Top Tips for Supporting Profoundly Gifted Children with Writing

  1. Let your beginning writers pick their own topics. For the youngest of our children (and other resistant writers), writing happens when kids focus on expressing themselves or exploring a topic they love. Focus more on the process of writing than the product.
  2. Remind your writers that writing can be fun, but it also can take work. It’s okay that it takes work, as all the books they love took lots of work as well. Many PG kids equate working hard with being unintelligent. Remind them that their favorite authors worked hard.
  3. Older kids (over 10 or so) often start to want more privacy when writing. Some of that comes from a growing sense of self-consciousness, but some of that privacy is because they identify with their writing: If it’s “bad”, they are a “bad” writer, or even “bad” student. There are no bad writers, and there is no perfect piece of writing.
  4. Try comparing the writing process to some other skill they’ve managed well. Young pianists and soccer players don’t start out with all the skills: They work hard and practice. Writing requires the same.
  5. Remember that you may be more anxious about the writing than your child is. We certainly can transmit our worries anxiety to our kids. Let your kids see YOU working at something new and hard. Share your challenges – not just the ones in the past, but the ones that are recent.
  6. Scribing or speech-to-text technology can be a bridge to more independent writing. When you scribe for a child, put down exactly what they say. Let them read it over, preferably aloud. They then can proofread what they dictated. They’ll start to hear what doesn’t quite work.
  7. Revision is hard, and almost no one likes to reread their work. (And I fall into that camp!) It’s uncomfortable, and it takes time. It also connects back to our writing as our identity. I encourage my students to read their work aloud while alone, using a paper copy of their work, with a pencil in hand. That allows a writer to mark the piece up as they read through.
  8. There is no ideal writing program, which is terrific, as our kids are all different. What your child enjoys is probably the place to start. Some programs are highly regimented and repetitive, which works for some PG kids, but not for others. Some of my strongest writers have been in a variety of programs over the years. They pick up ideas along the way, honing in on what works for them.
  9. Writing disabilities, like dysgraphia, are challenging to diagnose and to treat, and there is no single answer. While sometimes the issue is in the making of the letters (type or dictate, if so), dysgraphia for some makes organization problematic. For many of these kids (my own son, included), typing or dictating can make things much easier.

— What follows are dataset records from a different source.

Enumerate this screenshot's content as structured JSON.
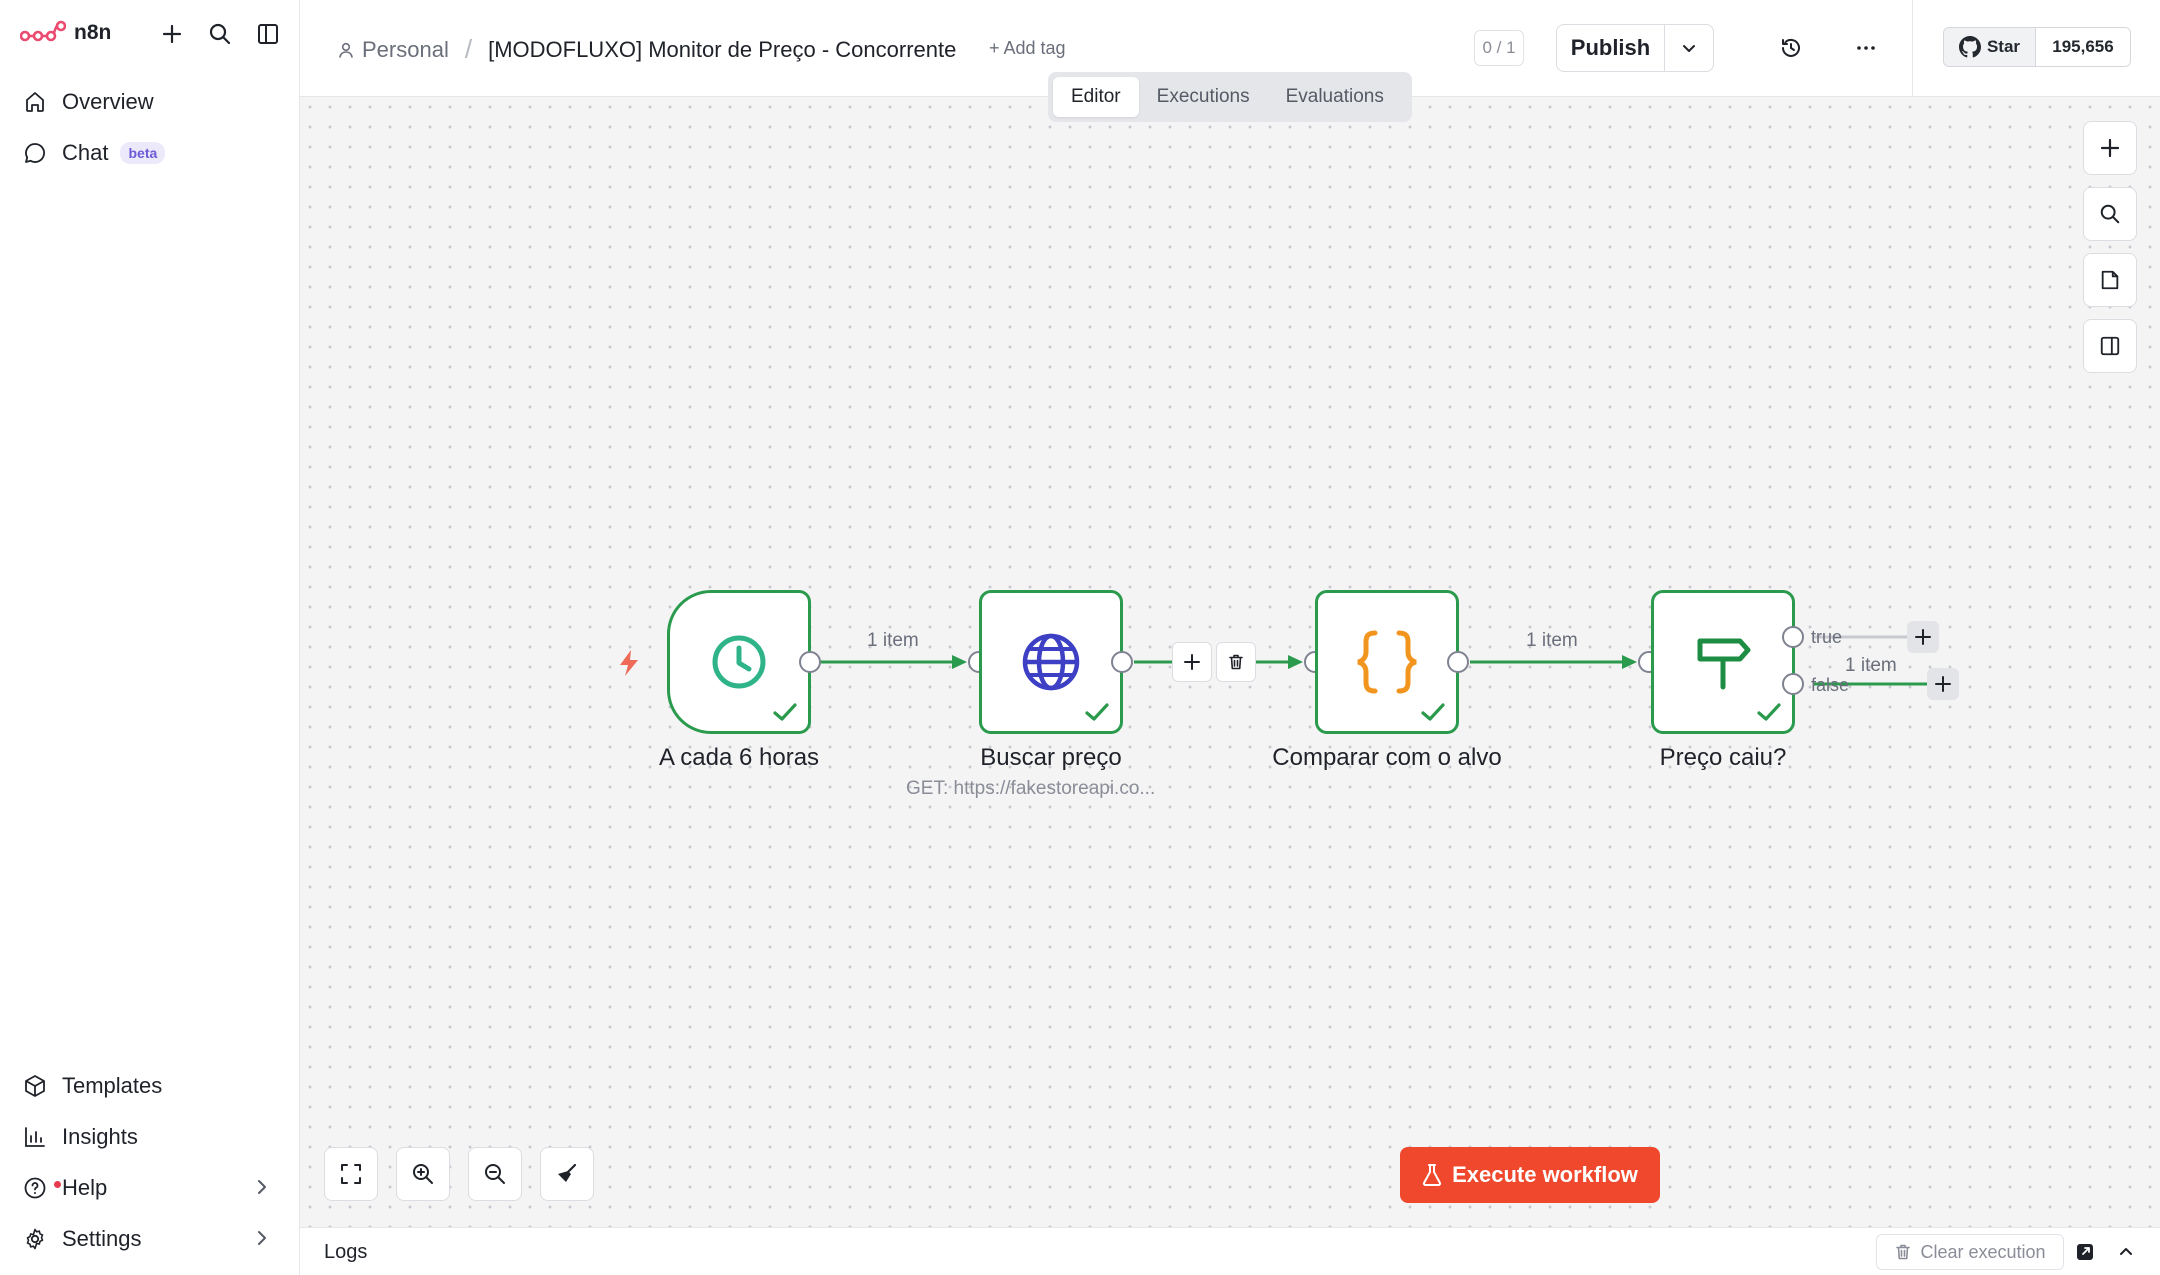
{
  "app": {
    "logo_text": "n8n"
  },
  "sidebar": {
    "items": [
      {
        "label": "Overview",
        "icon": "home-icon"
      },
      {
        "label": "Chat",
        "icon": "chat-icon",
        "badge": "beta"
      }
    ],
    "bottom_items": [
      {
        "label": "Templates",
        "icon": "box-icon"
      },
      {
        "label": "Insights",
        "icon": "bar-chart-icon"
      },
      {
        "label": "Help",
        "icon": "help-icon"
      },
      {
        "label": "Settings",
        "icon": "gear-icon"
      }
    ]
  },
  "header": {
    "project": "Personal",
    "separator": "/",
    "workflow_title": "[MODOFLUXO] Monitor de Preço - Concorrente",
    "add_tag": "+ Add tag",
    "counter": "0 / 1",
    "publish_label": "Publish",
    "github": {
      "star_label": "Star",
      "star_count": "195,656"
    }
  },
  "tabs": [
    {
      "label": "Editor",
      "active": true
    },
    {
      "label": "Executions",
      "active": false
    },
    {
      "label": "Evaluations",
      "active": false
    }
  ],
  "workflow": {
    "nodes": [
      {
        "label": "A cada 6 horas",
        "icon": "clock-icon"
      },
      {
        "label": "Buscar preço",
        "icon": "globe-icon",
        "subtitle": "GET: https://fakestoreapi.co..."
      },
      {
        "label": "Comparar com o alvo",
        "icon": "code-braces-icon"
      },
      {
        "label": "Preço caiu?",
        "icon": "signpost-icon"
      }
    ],
    "edges": [
      {
        "label": "1 item"
      },
      {
        "label": "1 item"
      },
      {
        "label": "1 item"
      }
    ],
    "if_outputs": {
      "true_label": "true",
      "false_label": "false"
    }
  },
  "actions": {
    "execute_workflow": "Execute workflow"
  },
  "logs": {
    "title": "Logs",
    "clear_execution": "Clear execution"
  },
  "colors": {
    "accent": "#f0482d",
    "node_success": "#2a9a4d",
    "trigger_icon": "#2fb489",
    "http_icon": "#3d3fc4",
    "code_icon": "#f1951e",
    "if_icon": "#1e8d44"
  }
}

  10. Autistic students may struggle with writing that requires thinking about the audience for whom they are writing. This can make writing narratives (including admission and scholarship essays) challenging, and it also can increase the challenge to give the reader enough information to understand their point.
  11. For the child whose writing skills are lagging, consider learning disabilities only if those skills are lagging compared to their age mates. PG kids are often uneven in skills, and it is important to remember that the eight-year-old child that has a 10th grade understanding of math may NOT have the writing skills of a 10th This makes school placement hard, but writing ability is on its own timeline.
  12. When you see your child struggling with writing, try not to panic. It will come. And, of course, it’s okay to wait.

Authored by: Sarah Butler
Bio: Sarah Butler is a writing coach and instructor at Online G3 and a private writing tutor. She is the author of the essay, “The Writing Can Wait.” She’s raised two DYS sons, from whom she learned just how much parent/child tension about writing can occur. She earned her bachelor’s degree in English composition and followed it up with a master’s degree in science. She practices as a Certified Physician Assistant, serving vulnerable populations.